Wageningen University & Research (WUR) heeft in 2023 in totaal 56.363 dierproeven uitgevoerd. Daarvoor zijn 55.968 dieren gebruikt. Dit is een afname van 46% ten opzichte van 2022. Deze daling is grotendeels te verklaren doordat er in 2023 minder onderzoek is uitgevoerd met als doel het monitoren van visbestanden. Datzelfde type onderzoek zorgde in 2022 juist voor een toename in het aantal dierproeven. Ook als we deze monitoring buiten beschouwing laten, is er een afname van 27% in het aantal dierproeven.
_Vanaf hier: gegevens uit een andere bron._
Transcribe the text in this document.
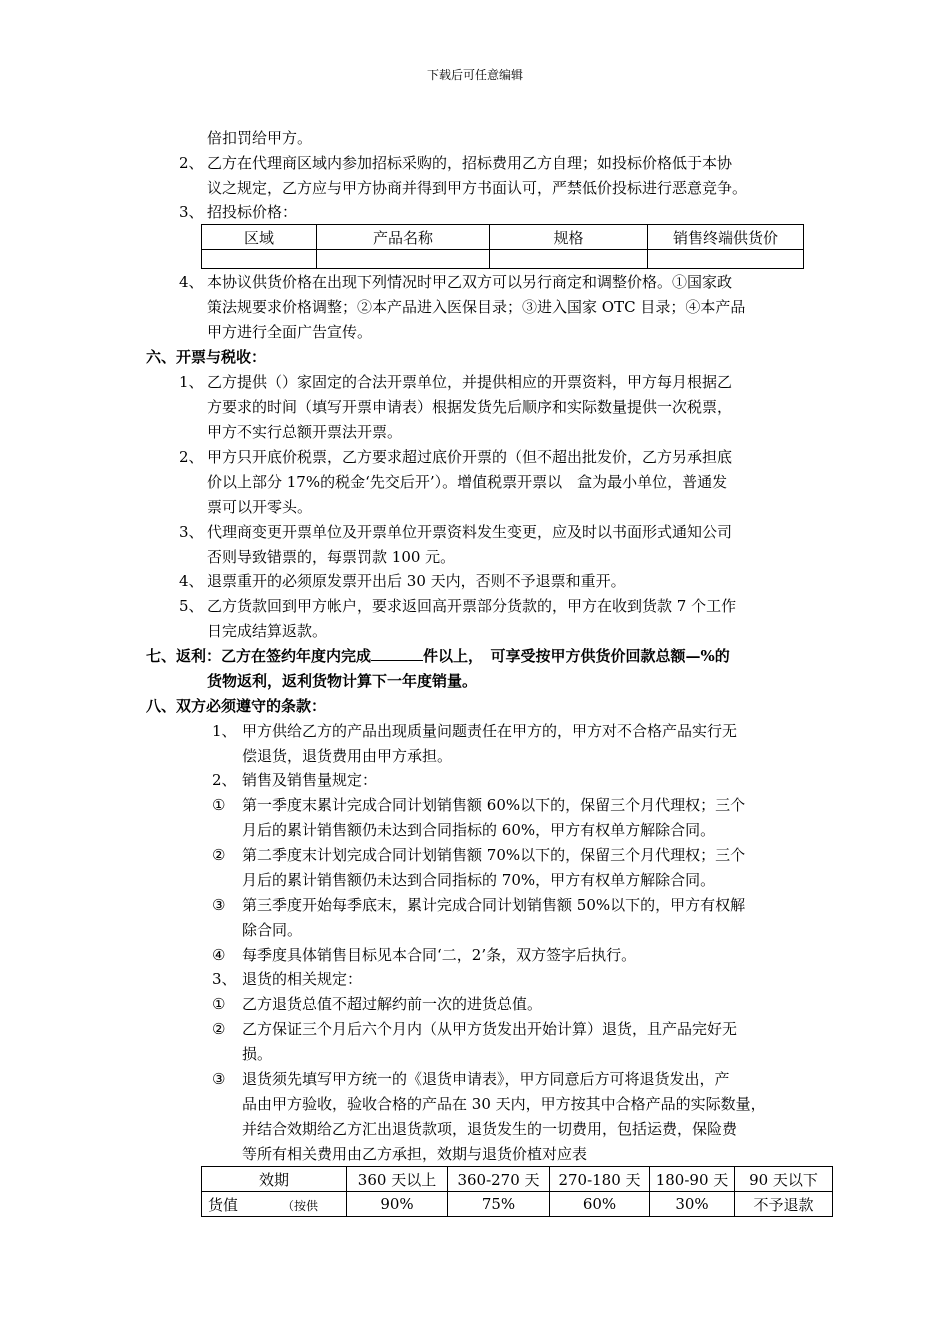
下载后可任意编辑
倍扣罚给甲方。
2、 乙方在代理商区域内参加招标采购的，招标费用乙方自理；如投标价格低于本协
议之规定，乙方应与甲方协商并得到甲方书面认可，严禁低价投标进行恶意竞争。
3、 招投标价格：
区域	产品名称	规格	销售终端供货价

4、 本协议供货价格在出现下列情况时甲乙双方可以另行商定和调整价格。①国家政
策法规要求价格调整；②本产品进入医保目录；③进入国家 OTC 目录；④本产品
甲方进行全面广告宣传。
六、开票与税收：
1、 乙方提供（）家固定的合法开票单位，并提供相应的开票资料，甲方每月根据乙
方要求的时间（填写开票申请表）根据发货先后顺序和实际数量提供一次税票，
甲方不实行总额开票法开票。
2、 甲方只开底价税票，乙方要求超过底价开票的（但不超出批发价，乙方另承担底
价以上部分 17%的税金‘先交后开’）。增值税票开票以　盒为最小单位，普通发
票可以开零头。
3、 代理商变更开票单位及开票单位开票资料发生变更，应及时以书面形式通知公司
否则导致错票的，每票罚款 100 元。
4、 退票重开的必须原发票开出后 30 天内，否则不予退票和重开。
5、 乙方货款回到甲方帐户，要求返回高开票部分货款的，甲方在收到货款 7 个工作
日完成结算返款。
七、返利：乙方在签约年度内完成	件以上，　可享受按甲方供货价回款总额—%的
货物返利，返利货物计算下一年度销量。
八、双方必须遵守的条款：
1、 甲方供给乙方的产品出现质量问题责任在甲方的，甲方对不合格产品实行无
偿退货，退货费用由甲方承担。
2、 销售及销售量规定：
① 第一季度末累计完成合同计划销售额 60%以下的，保留三个月代理权；三个
月后的累计销售额仍未达到合同指标的 60%，甲方有权单方解除合同。
② 第二季度末计划完成合同计划销售额 70%以下的，保留三个月代理权；三个
月后的累计销售额仍未达到合同指标的 70%，甲方有权单方解除合同。
③ 第三季度开始每季底末，累计完成合同计划销售额 50%以下的，甲方有权解
除合同。
④ 每季度具体销售目标见本合同‘二，2’条，双方签字后执行。
3、 退货的相关规定：
① 乙方退货总值不超过解约前一次的进货总值。
② 乙方保证三个月后六个月内（从甲方货发出开始计算）退货，且产品完好无
损。
③ 退货须先填写甲方统一的《退货申请表》，甲方同意后方可将退货发出，产
品由甲方验收，验收合格的产品在 30 天内，甲方按其中合格产品的实际数量，
并结合效期给乙方汇出退货款项，退货发生的一切费用，包括运费，保险费
等所有相关费用由乙方承担，效期与退货价植对应表
效期	360 天以上	360-270 天	270-180 天	180-90 天	90 天以下
货值 （按供	90%	75%	60%	30%	不予退款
WUR doet onderzoek met dieren om onder meer hun gedrag en behoeften, de verspreiding van dierziekten en de interactie tussen mensen en dieren te kunnen onderzoeken. Een deel van dit onderzoek valt onder de Wet op de dierproeven (Wod), dan spreken we van een dierproef. In het WUR-jaarverslag Dierproeven 2023 staan alle cijfers met een uitgebreide toelichting. Omdat een proefdier voor meerdere proeven kan worden gebruikt, is het aantal gebruikte proefdieren altijd kleiner dan het aantal uitgevoerde dierproeven. WUR maakt er alleen gebruik van als er een wettelijke verplichting is, en/of als er geen proefdiervrij alternatief beschikbaar is.
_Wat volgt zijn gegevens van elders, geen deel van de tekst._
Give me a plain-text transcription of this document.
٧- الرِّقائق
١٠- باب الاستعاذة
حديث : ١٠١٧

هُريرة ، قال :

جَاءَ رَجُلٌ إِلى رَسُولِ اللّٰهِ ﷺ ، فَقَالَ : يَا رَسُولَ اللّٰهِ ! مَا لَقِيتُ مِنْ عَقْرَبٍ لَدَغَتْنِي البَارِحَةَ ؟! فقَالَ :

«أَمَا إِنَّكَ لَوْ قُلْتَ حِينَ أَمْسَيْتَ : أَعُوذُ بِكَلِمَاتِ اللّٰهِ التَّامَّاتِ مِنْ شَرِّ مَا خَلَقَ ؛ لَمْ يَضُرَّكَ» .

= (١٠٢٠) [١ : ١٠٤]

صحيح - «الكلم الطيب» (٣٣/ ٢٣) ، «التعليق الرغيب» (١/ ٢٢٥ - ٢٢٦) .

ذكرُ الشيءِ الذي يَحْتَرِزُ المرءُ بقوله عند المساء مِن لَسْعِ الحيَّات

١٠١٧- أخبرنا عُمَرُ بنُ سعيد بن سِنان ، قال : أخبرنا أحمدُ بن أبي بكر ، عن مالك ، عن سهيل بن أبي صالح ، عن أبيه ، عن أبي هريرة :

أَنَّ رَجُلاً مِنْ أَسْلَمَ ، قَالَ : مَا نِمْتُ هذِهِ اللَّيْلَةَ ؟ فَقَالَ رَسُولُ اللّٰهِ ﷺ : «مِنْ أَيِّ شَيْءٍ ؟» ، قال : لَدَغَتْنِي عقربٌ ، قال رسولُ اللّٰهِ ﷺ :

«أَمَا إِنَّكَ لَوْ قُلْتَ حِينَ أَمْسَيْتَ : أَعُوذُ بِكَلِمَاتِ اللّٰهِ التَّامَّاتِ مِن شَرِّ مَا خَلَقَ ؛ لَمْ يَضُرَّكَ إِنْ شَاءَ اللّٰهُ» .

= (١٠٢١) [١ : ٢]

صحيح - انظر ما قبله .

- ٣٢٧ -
Het uitvoeren van dierproeven blijft belangrijk
Dierproeven zijn en blijven echter nodig om aan onze verplichtingen en maatschappelijke bijdrage te kunnen voldoen. We krijgen steeds meer vragen rondom duurzame voedselproductie, gezondheid van mens en dier en interacties met onze leefomgeving waarbij dierproeven noodzakelijk zijn. En we hebben dieren ook nodig om onderzoek te doen naar alternatieve methoden en technieken die het aantal dierproeven kunnen verminderen, zoals het gebruik van sensoren om dieren te volgen in het wild. Daarnaast is het valideren en wettelijk toestaan van alternatieve methoden met name in Europees verband een langdurig proces waardoor we soms beschikbare alternatieven nog niet mogen toepassen.
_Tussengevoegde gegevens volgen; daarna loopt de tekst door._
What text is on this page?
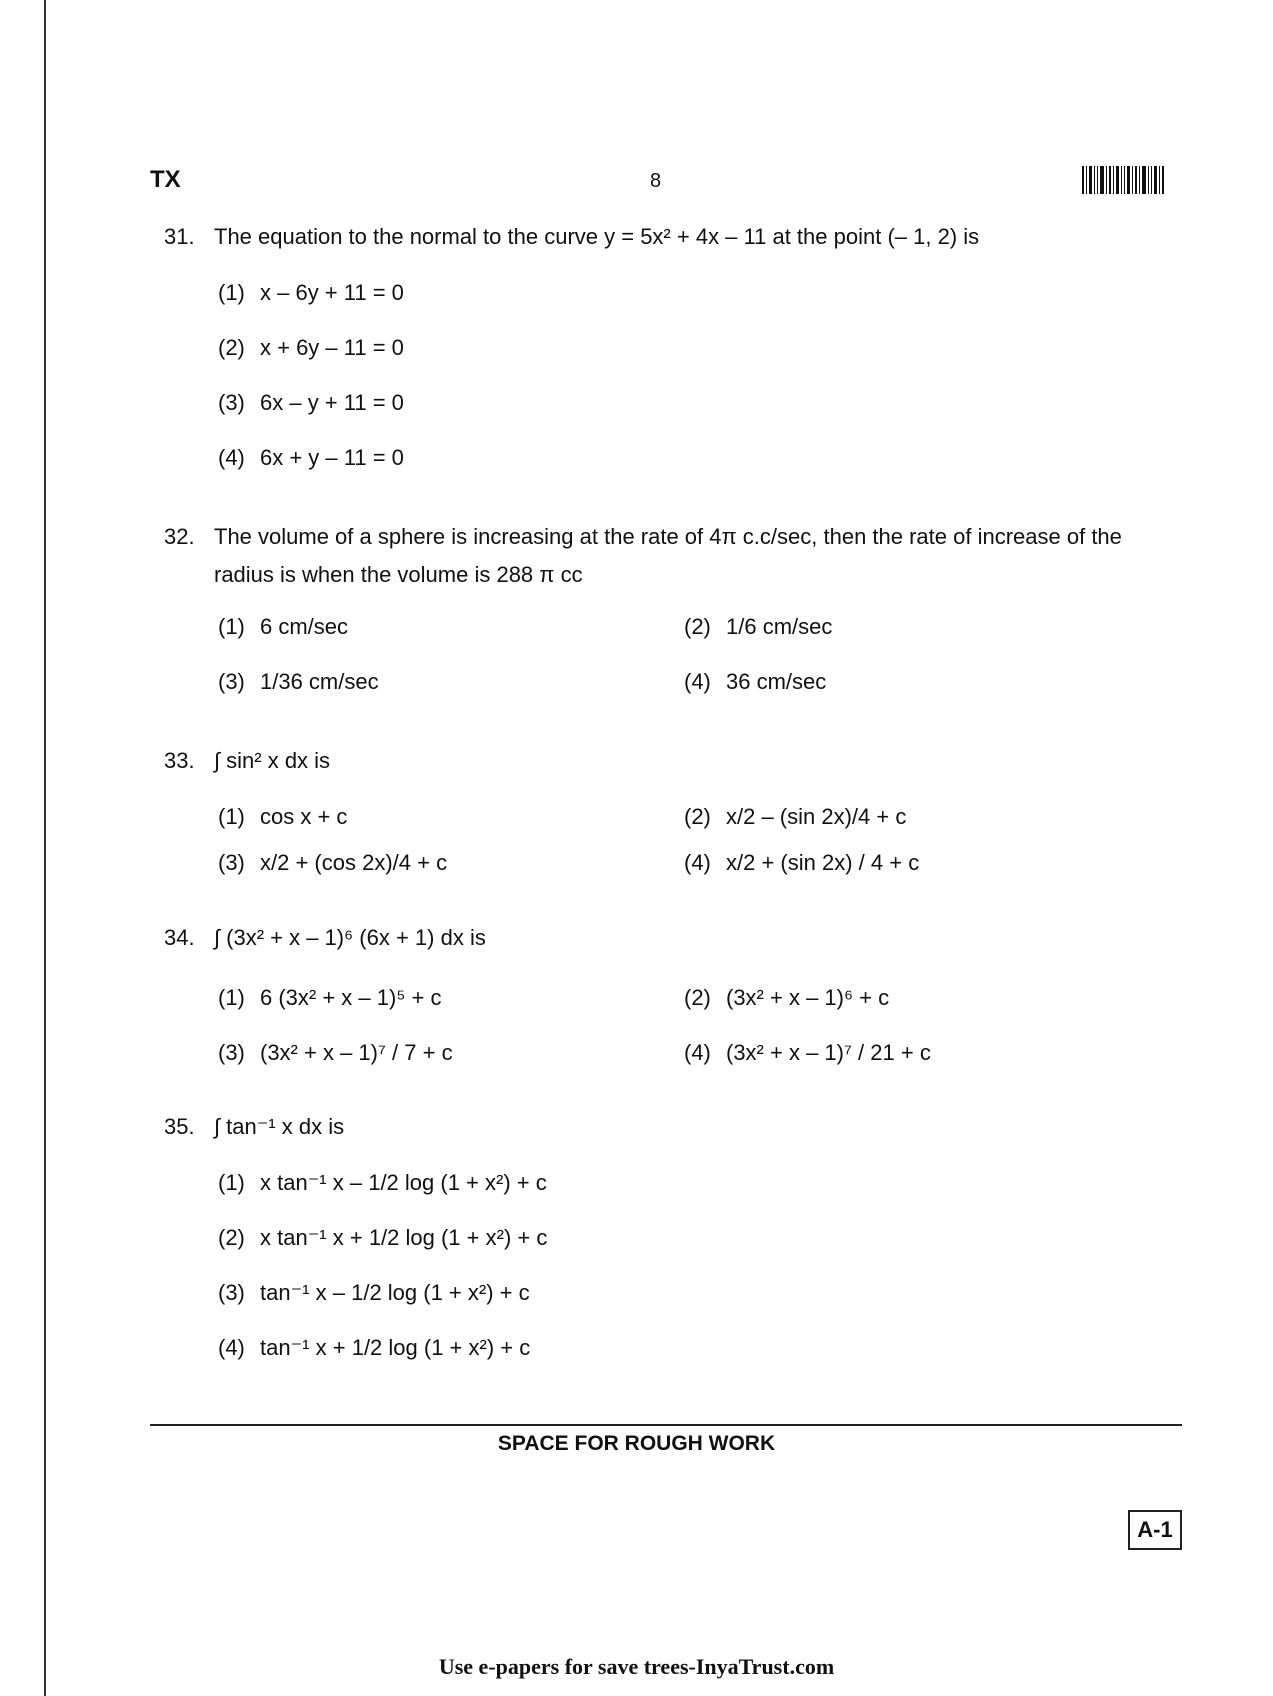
TX	8
31. The equation to the normal to the curve y = 5x² + 4x – 11 at the point (– 1, 2) is
(1) x – 6y + 11 = 0
(2) x + 6y – 11 = 0
(3) 6x – y + 11 = 0
(4) 6x + y – 11 = 0
32. The volume of a sphere is increasing at the rate of 4π c.c/sec, then the rate of increase of the radius is when the volume is 288 π cc
(1) 6 cm/sec	(2) 1/6 cm/sec
(3) 1/36 cm/sec	(4) 36 cm/sec
33. ∫ sin² x dx is
(1) cos x + c	(2) x/2 – (sin 2x)/4 + c
(3) x/2 + (cos 2x)/4 + c	(4) x/2 + (sin 2x) / 4 + c
34. ∫ (3x² + x – 1)⁶ (6x + 1) dx is
(1) 6 (3x² + x – 1)⁵ + c	(2) (3x² + x – 1)⁶ + c
(3) (3x² + x – 1)⁷ / 7 + c	(4) (3x² + x – 1)⁷ / 21 + c
35. ∫ tan⁻¹ x dx is
(1) x tan⁻¹ x – 1/2 log (1 + x²) + c
(2) x tan⁻¹ x + 1/2 log (1 + x²) + c
(3) tan⁻¹ x – 1/2 log (1 + x²) + c
(4) tan⁻¹ x + 1/2 log (1 + x²) + c
SPACE FOR ROUGH WORK
A-1
Use e-papers for save trees-InyaTrust.com
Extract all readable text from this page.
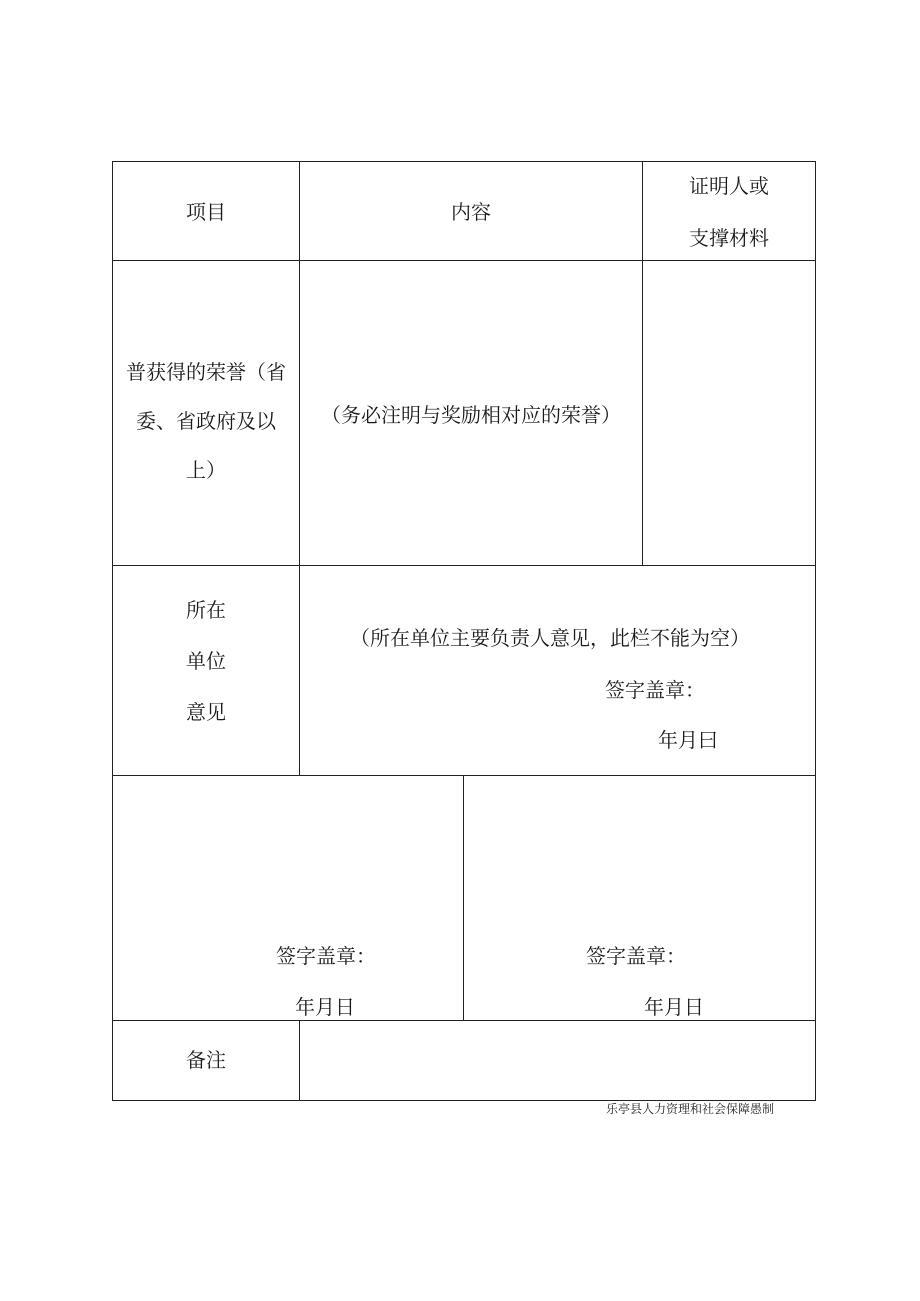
项目	内容
证明人或
支撑材料
普获得的荣誉（省
委、省政府及以
上）
（务必注明与奖励相对应的荣誉）
所在
单位
意见
（所在单位主要负责人意见，此栏不能为空）
签字盖章：
年月曰
签字盖章：
年月日
签字盖章：
年月日
备注
乐亭县人力资理和社会保障愚制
In al het dierwetenschappelijk onderzoek dat WUR doet, stellen we het dier en dierenwelzijn centraal. Dat doen we onder meer door onze onderzoekers zo goed mogelijk op te leiden tot bekwame en kundige wetenschappers en door bij ieder onderzoek af te wegen of de verwachte opbrengst van een proef opweegt tegen het ongerief van de dieren. Daarnaast werken dierwetenschappers binnen het innovatieprogramma Next Level Animal Sciences samen met partners aan de (door)ontwikkeling van nieuwe onderzoeksmethoden en technologieën die van grote betekenis zullen zijn voor het verfijnen, verminderen en vervangen van de proeven.